The key factor is the length of time you’ve had your mattress. If you can’t remember when you bought it, it’s probably too old and you should think about replacing it. If it’s a sprung mattress and you can feel the springs, if there’s a big sag in the middle, or feels lumpy, it needs to go. If you’re waking up stiff and unrested, it’s time for a new mattress.
Can you talk us through the different types of mattress available?
Our mattresses are split into two ranges: for people who prefer a firmer, denser feel there’s the Natural Fibre Collection which uses coir, natural latex, and local organic lambswool at the core, rather than steel springs. If you prefer a bouncier bedtime, our Pocket Sprung range is for you. The mattresses have hand nested springs in cotton pockets surrounded by natural and organic fibres, such as horsehair, cashmere, bamboo and lambswool.
Although hypoallergenic, man-made fibres can contribute to overheating, when your body temperature needs to drop slightly for a comfortable night’s sleep. Available as soft, medium and firm, the Sumptuous Spring mattress costs from £1,400, Naturalmat
What factors affect the firmness you should choose?
Try as many beds as you can before you buy. Generally, the heavier you are the firmer the mattress you’ll need to support your bodyweight and keep your spine straight while you sleep. The most important thing is to get the right mattress for you. We’ve created a ‘Sleep Zone’ at our showroom in Chiswick where customers can spend time trying different kinds of mattresses in private to find the right one for them.
Why do you opt for natural and organic materials?

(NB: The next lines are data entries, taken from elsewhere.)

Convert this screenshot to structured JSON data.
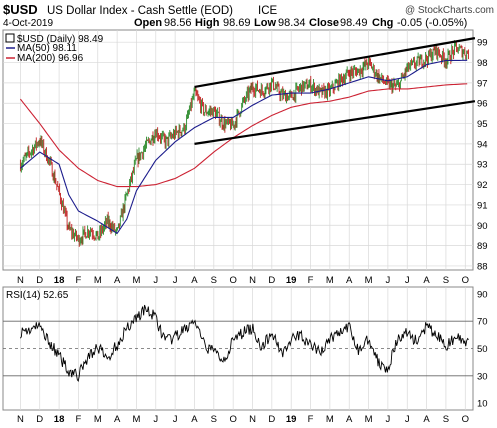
{
  "header": {
    "symbol": "$USD",
    "name": "US Dollar Index - Cash Settle (EOD)",
    "exchange": "ICE",
    "date": "4-Oct-2019",
    "open_label": "Open",
    "open": "98.56",
    "high_label": "High",
    "high": "98.69",
    "low_label": "Low",
    "low": "98.34",
    "close_label": "Close",
    "close": "98.49",
    "chg_label": "Chg",
    "chg": "-0.05 (-0.05%)",
    "watermark": "@ StockCharts.com"
  },
  "legend": {
    "price": "$USD (Daily) 98.49",
    "ma50": "MA(50) 98.11",
    "ma200": "MA(200) 96.96"
  },
  "rsi_label": "RSI(14) 52.65",
  "colors": {
    "price_up": "#2a8a2a",
    "price_down": "#c02020",
    "ma50": "#1c1c8c",
    "ma200": "#cc2233",
    "channel": "#000000",
    "grid": "#d8d8d8",
    "rsi": "#000000"
  },
  "chart_data": {
    "type": "line",
    "price_panel": {
      "ylim": [
        87.8,
        99.6
      ],
      "y_ticks": [
        88,
        89,
        90,
        91,
        92,
        93,
        94,
        95,
        96,
        97,
        98,
        99
      ],
      "x_ticks": [
        "N",
        "D",
        "18",
        "F",
        "M",
        "A",
        "M",
        "J",
        "J",
        "A",
        "S",
        "O",
        "N",
        "D",
        "19",
        "F",
        "M",
        "A",
        "M",
        "J",
        "J",
        "A",
        "S",
        "O"
      ],
      "price_knots": [
        [
          0,
          93.0
        ],
        [
          1,
          94.2
        ],
        [
          1.5,
          93.1
        ],
        [
          2,
          91.6
        ],
        [
          2.5,
          89.8
        ],
        [
          3,
          89.3
        ],
        [
          3.6,
          89.8
        ],
        [
          4,
          89.4
        ],
        [
          4.5,
          90.2
        ],
        [
          5,
          89.6
        ],
        [
          5.5,
          91.5
        ],
        [
          6,
          93.2
        ],
        [
          7,
          94.6
        ],
        [
          7.5,
          94.1
        ],
        [
          8,
          94.5
        ],
        [
          8.5,
          94.8
        ],
        [
          9,
          96.5
        ],
        [
          9.5,
          95.6
        ],
        [
          10,
          95.6
        ],
        [
          10.5,
          95.0
        ],
        [
          11,
          94.9
        ],
        [
          11.5,
          96.0
        ],
        [
          12,
          96.8
        ],
        [
          12.5,
          96.6
        ],
        [
          13,
          97.0
        ],
        [
          13.5,
          96.4
        ],
        [
          14,
          96.3
        ],
        [
          14.5,
          96.8
        ],
        [
          15,
          96.9
        ],
        [
          15.5,
          96.5
        ],
        [
          16,
          96.6
        ],
        [
          16.5,
          97.1
        ],
        [
          17,
          97.5
        ],
        [
          17.5,
          97.6
        ],
        [
          18,
          98.0
        ],
        [
          18.5,
          97.3
        ],
        [
          19,
          96.9
        ],
        [
          19.5,
          96.8
        ],
        [
          20,
          97.7
        ],
        [
          20.5,
          98.0
        ],
        [
          21,
          98.2
        ],
        [
          21.5,
          98.6
        ],
        [
          22,
          98.1
        ],
        [
          22.5,
          98.7
        ],
        [
          23,
          98.5
        ],
        [
          23.17,
          98.49
        ]
      ],
      "ma50_knots": [
        [
          0,
          92.8
        ],
        [
          1,
          93.6
        ],
        [
          2,
          93.0
        ],
        [
          2.5,
          91.5
        ],
        [
          3,
          90.7
        ],
        [
          4,
          90.2
        ],
        [
          5,
          89.6
        ],
        [
          5.5,
          90.3
        ],
        [
          6,
          91.7
        ],
        [
          7,
          93.2
        ],
        [
          8,
          94.1
        ],
        [
          9,
          94.8
        ],
        [
          10,
          95.3
        ],
        [
          11,
          95.3
        ],
        [
          12,
          95.9
        ],
        [
          13,
          96.4
        ],
        [
          14,
          96.5
        ],
        [
          15,
          96.5
        ],
        [
          16,
          96.7
        ],
        [
          17,
          97.0
        ],
        [
          18,
          97.3
        ],
        [
          19,
          97.1
        ],
        [
          20,
          97.3
        ],
        [
          21,
          97.9
        ],
        [
          22,
          98.1
        ],
        [
          23.17,
          98.11
        ]
      ],
      "ma200_knots": [
        [
          0,
          96.2
        ],
        [
          1,
          95.0
        ],
        [
          2,
          93.7
        ],
        [
          3,
          92.8
        ],
        [
          4,
          92.2
        ],
        [
          5,
          91.9
        ],
        [
          6,
          91.9
        ],
        [
          7,
          92.0
        ],
        [
          8,
          92.3
        ],
        [
          9,
          92.8
        ],
        [
          10,
          93.6
        ],
        [
          11,
          94.3
        ],
        [
          12,
          94.9
        ],
        [
          13,
          95.4
        ],
        [
          14,
          95.8
        ],
        [
          15,
          96.0
        ],
        [
          16,
          96.1
        ],
        [
          17,
          96.3
        ],
        [
          18,
          96.6
        ],
        [
          19,
          96.7
        ],
        [
          20,
          96.7
        ],
        [
          21,
          96.8
        ],
        [
          22,
          96.9
        ],
        [
          23.17,
          96.96
        ]
      ],
      "channel_upper": [
        [
          9,
          96.8
        ],
        [
          23.5,
          99.2
        ]
      ],
      "channel_lower": [
        [
          9,
          94.0
        ],
        [
          23.5,
          96.1
        ]
      ]
    },
    "rsi_panel": {
      "ylim": [
        5,
        95
      ],
      "y_ticks": [
        10,
        30,
        50,
        70,
        90
      ],
      "reference_lines": [
        30,
        50,
        70
      ],
      "x_ticks": [
        "N",
        "D",
        "18",
        "F",
        "M",
        "A",
        "M",
        "J",
        "J",
        "A",
        "S",
        "O",
        "N",
        "D",
        "19",
        "F",
        "M",
        "A",
        "M",
        "J",
        "J",
        "A",
        "S",
        "O"
      ],
      "rsi_knots": [
        [
          0,
          62
        ],
        [
          1,
          66
        ],
        [
          1.5,
          55
        ],
        [
          2,
          44
        ],
        [
          2.5,
          34
        ],
        [
          3,
          30
        ],
        [
          3.5,
          44
        ],
        [
          4,
          51
        ],
        [
          4.5,
          42
        ],
        [
          5,
          53
        ],
        [
          5.5,
          65
        ],
        [
          6,
          73
        ],
        [
          6.5,
          79
        ],
        [
          7,
          72
        ],
        [
          7.5,
          55
        ],
        [
          8,
          58
        ],
        [
          8.5,
          64
        ],
        [
          9,
          70
        ],
        [
          9.5,
          52
        ],
        [
          10,
          48
        ],
        [
          10.5,
          42
        ],
        [
          11,
          55
        ],
        [
          11.5,
          62
        ],
        [
          12,
          65
        ],
        [
          12.5,
          50
        ],
        [
          13,
          62
        ],
        [
          13.5,
          47
        ],
        [
          14,
          56
        ],
        [
          14.5,
          60
        ],
        [
          15,
          52
        ],
        [
          15.5,
          47
        ],
        [
          16,
          57
        ],
        [
          16.5,
          62
        ],
        [
          17,
          65
        ],
        [
          17.5,
          48
        ],
        [
          18,
          58
        ],
        [
          18.5,
          40
        ],
        [
          19,
          36
        ],
        [
          19.5,
          56
        ],
        [
          20,
          62
        ],
        [
          20.5,
          55
        ],
        [
          21,
          66
        ],
        [
          21.5,
          60
        ],
        [
          22,
          52
        ],
        [
          22.5,
          58
        ],
        [
          23,
          55
        ],
        [
          23.17,
          52.65
        ]
      ]
    }
  }
}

Natural fibres are the best materials for mattresses. Unlike synthetics, which absorb heat and moisture, natural fibres are self-ventilating, breathable and will wick away moisture enabling the body to maintain a comfortable, even temperature. Provenance is very important to us: if you’re lying on something for eight hours, it’s nice to know where everything comes from so you can have peace of mind and enjoy a great night’s sleep.